Daniel Chapo defendeu igualmente o aperfeiçoamento do funcionamento do mercado cambial, de modo a facilitar o acesso às divisas por parte dos agentes económicos e reduzir os constrangimentos que afectam a importação de matérias-primas, equipamentos e outros bens necessários à actividade produtiva.
Para o Presidente da República, a resposta sustentável à escassez de divisas passa pelo aumento da produção nacional, diversificação das exportações, transformação local dos recursos e promoção de investimentos produtivos.
Outro desafio colocado ao novo Governador está relacionado com o crescimento da dívida pública interna. Chapo apelou a uma gestão prudente do recurso ao mercado doméstico, alertando que níveis elevados de endividamento podem pressionar as taxas de juro e limitar o acesso do sector produtivo ao financiamento.
Neste contexto, o Chefe do Estado defendeu maior coordenação entre o Banco de Moçambique, o Ministério das Finanças e o sistema financeiro nacional, particularmente na gestão da liquidez e na criação de condições para a redução do custo do crédito.
Chapo apontou ainda a necessidade de melhorar o acesso ao financiamento para sectores estratégicos da economia, com destaque para a agricultura, indústria, turismo, transportes e logística, bem como para as pequenas e médias empresas, jovens e mulheres empreendedoras.
O Presidente reconheceu que não compete ao Banco Central determinar directamente a concessão de crédito pelos bancos comerciais, mas sublinhou que cabe à instituição contribuir para a existência de um sistema financeiro sólido, competitivo, transparente, íntegro e eficiente.
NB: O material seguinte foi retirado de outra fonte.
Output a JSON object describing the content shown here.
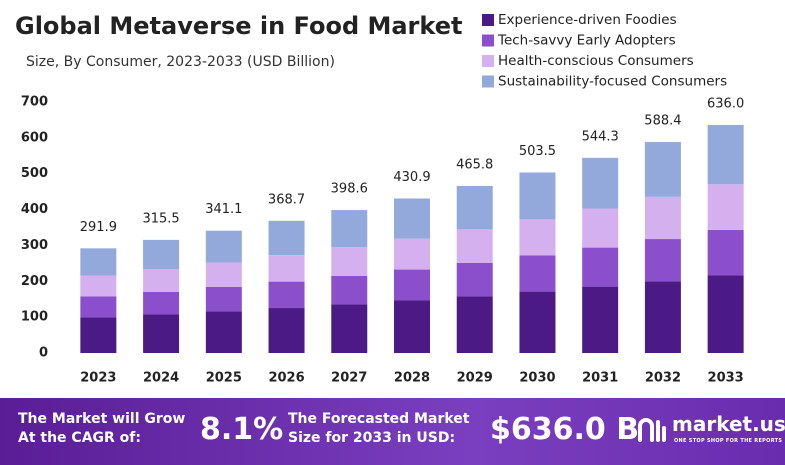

A inclusão financeira e a digitalização dos serviços bancários foram igualmente destacadas como áreas prioritárias, com o Presidente a defender a expansão dos serviços financeiros para as zonas rurais e para os segmentos da população que continuam com acesso limitado ao sistema bancário.
Daniel Chapo reiterou, por outro lado, a importância da independência operacional do Banco de Moçambique, aliada ao rigor técnico, transparência, responsabilidade e coordenação com as demais instituições do Estado.
Ao assumir as novas funções, Felisberto Dinis Navalha passa a liderar o Banco de Moçambique num contexto marcado pela necessidade de conciliar a estabilidade macroeconómica com a dinamização do financiamento à economia.